L'impôt sur le revenu professionnel a été le cheval de bataille de la DGI en 2018 qui a corsé les contrôles pour les professionnels personnes physiques tels que les professions libérales «à faible contribution fiscale», selon le patron des impôts, Omar Faraj (voir notre édition n°5180 du 2 janvier 2018). «Une injustice», indiquent les professions libérales, ajoutant que non seulement les gains réalisés ne sont pas aussi importants qu'on semble le croire, mais que de surcroît, elles pâtissent des mauvaises pratiques de certains. «La plupart des professions libérales ne sont pas des commerces à l'instar des médecins, des pharmaciens, des avocats… mais se retrouvent dans l'obligation de payer des taxes commerciales!», s'insurge l'UNPL qui compte parmi ses membres des propriétaires de cabinets médicaux et de pharmacies en faillite.
L'autre sujet, qui continue à causer du tort aux professions libérales, est la couverture sociale et la retraite et surtout l'évolution des décrets d'application régissant selon le président de l'UNPL l'AMI (Assurance Maladie pour les Indépendants).
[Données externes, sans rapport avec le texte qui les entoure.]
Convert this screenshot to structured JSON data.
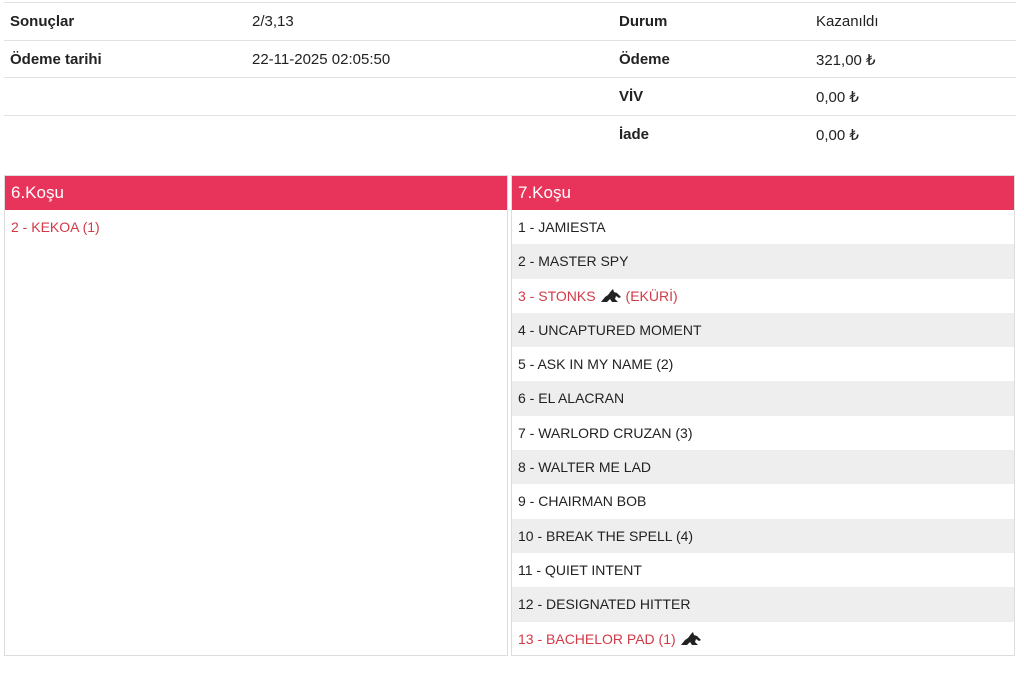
{
  "summary": {
    "left": [
      {
        "label": "Sonuçlar",
        "value": "2/3,13"
      },
      {
        "label": "Ödeme tarihi",
        "value": "22-11-2025 02:05:50"
      }
    ],
    "right": [
      {
        "label": "Durum",
        "value": "Kazanıldı"
      },
      {
        "label": "Ödeme",
        "value": "321,00 ₺"
      },
      {
        "label": "VİV",
        "value": "0,00 ₺"
      },
      {
        "label": "İade",
        "value": "0,00 ₺"
      }
    ]
  },
  "races": [
    {
      "title": "6.Koşu",
      "runners": [
        {
          "text": "2 - KEKOA (1)",
          "selected": true
        }
      ]
    },
    {
      "title": "7.Koşu",
      "runners": [
        {
          "text": "1 - JAMIESTA"
        },
        {
          "text": "2 - MASTER SPY"
        },
        {
          "text": "3 - STONKS",
          "selected": true,
          "icon": true,
          "note": "(EKÜRİ)"
        },
        {
          "text": "4 - UNCAPTURED MOMENT"
        },
        {
          "text": "5 - ASK IN MY NAME (2)"
        },
        {
          "text": "6 - EL ALACRAN"
        },
        {
          "text": "7 - WARLORD CRUZAN (3)"
        },
        {
          "text": "8 - WALTER ME LAD"
        },
        {
          "text": "9 - CHAIRMAN BOB"
        },
        {
          "text": "10 - BREAK THE SPELL (4)"
        },
        {
          "text": "11 - QUIET INTENT"
        },
        {
          "text": "12 - DESIGNATED HITTER"
        },
        {
          "text": "13 - BACHELOR PAD (1)",
          "selected": true,
          "icon": true
        }
      ]
    }
  ]
}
Car ces professions libérales -et parmi eux des médecins- n'ont pas encore le droit à une assurance maladie, ni à une retraite, après des années de travail. «Les premiers prescripteurs de l'AMO ne sont pas couverts...!», déplorent les professionnels.
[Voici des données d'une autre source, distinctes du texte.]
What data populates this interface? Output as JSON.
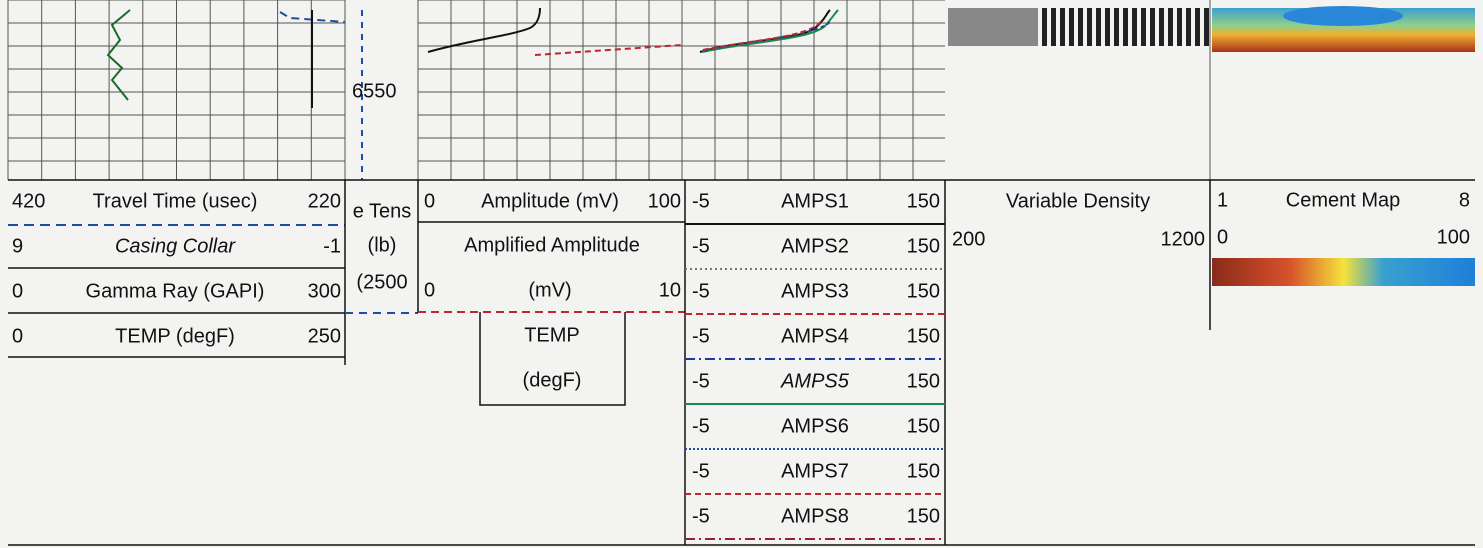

De son côté, le gouvernement ne montre pas encore de signe d'avancées. Les lois sur la couverture médicale et la retraite des indépendants, publiées en 2017, attendent toujours les textes d'application. Une série de décrets et d'arrêtés est nécessaire pour l'implémentation de la nouvelle réglementation. Techniquement, l'AMO des indépendants est confiée à la CNSS et doit couvrir
11 millions de personnes entre assurés et ayants droit. Elle vise trois catégories les professions libérales, les travailleurs indépendants et toutes les personnes non salariées et qui exercent une activité. Mais le démarrage effectif dépend d'un décret après concertation avec les catégories concernées et les partenaires sociaux. C'est aussi aux professions de se mobiliser pour accélérer cette application. C'est justement, le vœu de l'UNPL qui souhaite mobiliser l'ensemble des professionnels dont le nombre dépasse les 5 millions pour parler de la même voie.
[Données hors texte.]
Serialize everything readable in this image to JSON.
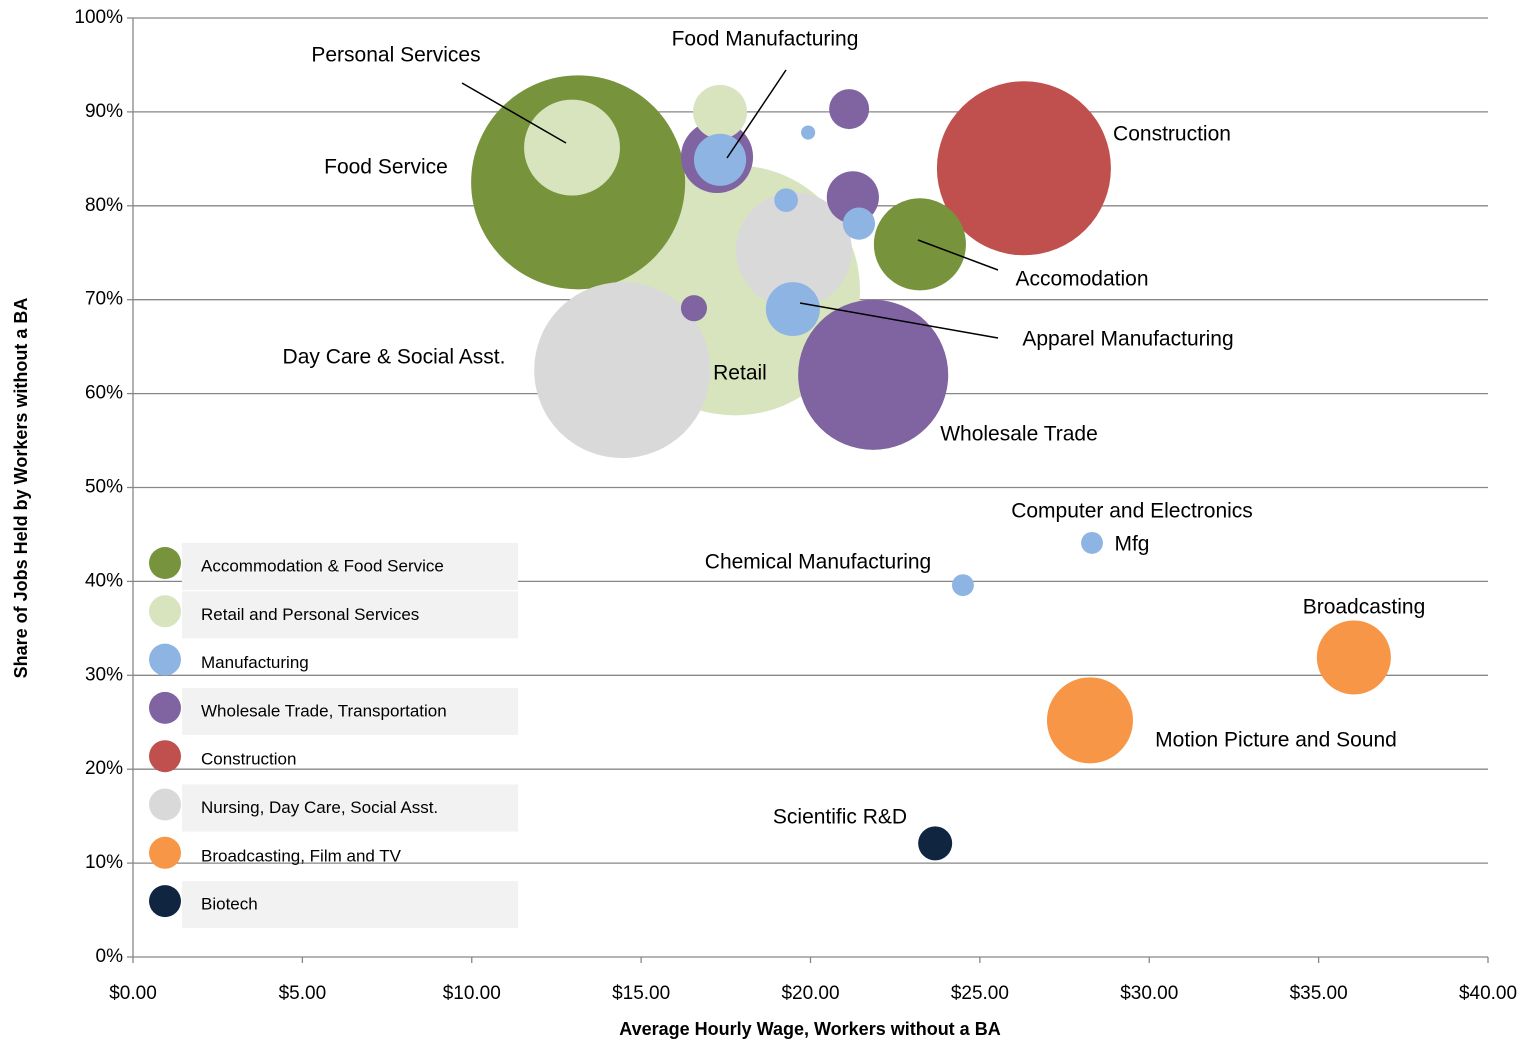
{
  "chart_data": {
    "type": "bubble",
    "x_label": "Average Hourly Wage, Workers without a BA",
    "y_label": "Share of Jobs Held by Workers without a BA",
    "xlim": [
      0,
      40
    ],
    "ylim": [
      0,
      100
    ],
    "xticks": [
      {
        "value": 0,
        "label": "$0.00"
      },
      {
        "value": 5,
        "label": "$5.00"
      },
      {
        "value": 10,
        "label": "$10.00"
      },
      {
        "value": 15,
        "label": "$15.00"
      },
      {
        "value": 20,
        "label": "$20.00"
      },
      {
        "value": 25,
        "label": "$25.00"
      },
      {
        "value": 30,
        "label": "$30.00"
      },
      {
        "value": 35,
        "label": "$35.00"
      },
      {
        "value": 40,
        "label": "$40.00"
      }
    ],
    "yticks": [
      {
        "value": 0,
        "label": "0%"
      },
      {
        "value": 10,
        "label": "10%"
      },
      {
        "value": 20,
        "label": "20%"
      },
      {
        "value": 30,
        "label": "30%"
      },
      {
        "value": 40,
        "label": "40%"
      },
      {
        "value": 50,
        "label": "50%"
      },
      {
        "value": 60,
        "label": "60%"
      },
      {
        "value": 70,
        "label": "70%"
      },
      {
        "value": 80,
        "label": "80%"
      },
      {
        "value": 90,
        "label": "90%"
      },
      {
        "value": 100,
        "label": "100%"
      }
    ],
    "grid": true,
    "legend": "bottom-left",
    "series": [
      {
        "name": "Accommodation & Food Service",
        "color": "#77933c",
        "x": [
          13.14,
          23.23
        ],
        "values": [
          82.5,
          75.9
        ],
        "sizes": [
          1145,
          212
        ]
      },
      {
        "name": "Retail and Personal Services",
        "color": "#d7e4bd",
        "x": [
          12.96,
          17.33,
          17.77
        ],
        "values": [
          86.2,
          90.0,
          71.0
        ],
        "sizes": [
          230,
          73,
          1563
        ]
      },
      {
        "name": "Manufacturing",
        "color": "#8eb4e3",
        "x": [
          17.33,
          19.93,
          21.43,
          19.28,
          19.48,
          28.31,
          24.5
        ],
        "values": [
          84.9,
          87.8,
          78.1,
          80.6,
          69.0,
          44.1,
          39.6
        ],
        "sizes": [
          68,
          5,
          26,
          14,
          73,
          12,
          12
        ]
      },
      {
        "name": "Wholesale Trade, Transportation",
        "color": "#8064a2",
        "x": [
          17.24,
          21.14,
          21.25,
          16.56,
          21.85
        ],
        "values": [
          85.2,
          90.3,
          80.9,
          69.1,
          62.0
        ],
        "sizes": [
          130,
          40,
          68,
          17,
          563
        ]
      },
      {
        "name": "Construction",
        "color": "#c0504d",
        "x": [
          26.3
        ],
        "values": [
          84.0
        ],
        "sizes": [
          757
        ]
      },
      {
        "name": "Nursing, Day Care, Social Asst.",
        "color": "#d9d9d9",
        "x": [
          14.44,
          19.51
        ],
        "values": [
          62.5,
          75.3
        ],
        "sizes": [
          774,
          336
        ]
      },
      {
        "name": "Broadcasting, Film and TV",
        "color": "#f79646",
        "x": [
          36.04,
          28.25
        ],
        "values": [
          31.9,
          25.2
        ],
        "sizes": [
          137,
          185
        ]
      },
      {
        "name": "Biotech",
        "color": "#10253f",
        "x": [
          23.68
        ],
        "values": [
          12.1
        ],
        "sizes": [
          29
        ]
      }
    ],
    "annotations": [
      "Personal Services",
      "Food Manufacturing",
      "Construction",
      "Food Service",
      "Accomodation",
      "Apparel Manufacturing",
      "Day Care & Social Asst.",
      "Retail",
      "Wholesale Trade",
      "Computer and Electronics",
      "Mfg",
      "Chemical Manufacturing",
      "Broadcasting",
      "Motion Picture and Sound",
      "Scientific R&D"
    ]
  }
}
Des millions de personnes suspendues
L'UNPL regroupe 14 organisations représentatives (syndicats et fédérations) d'un ensemble de professions libérales. Parmi ses premiers chantiers, figurent la révision de la fiscalité des professions libérales, la constitution d'une caisse de retraite et d'une mutuelle pour la couverture sanitaire totale et la réglementation qui régit certaines branches notamment la médecine, la pharmacie et l'architecture. «L'UNPL a également pour objectif de défendre les intérêts matériels et moraux des professionnels, mener des actions de coordination et de solidarité entre l'ensemble des syndicats, constituer une force de proposition et d'action et faire évoluer le cadre des services», lit-on dans le statut du syndicat.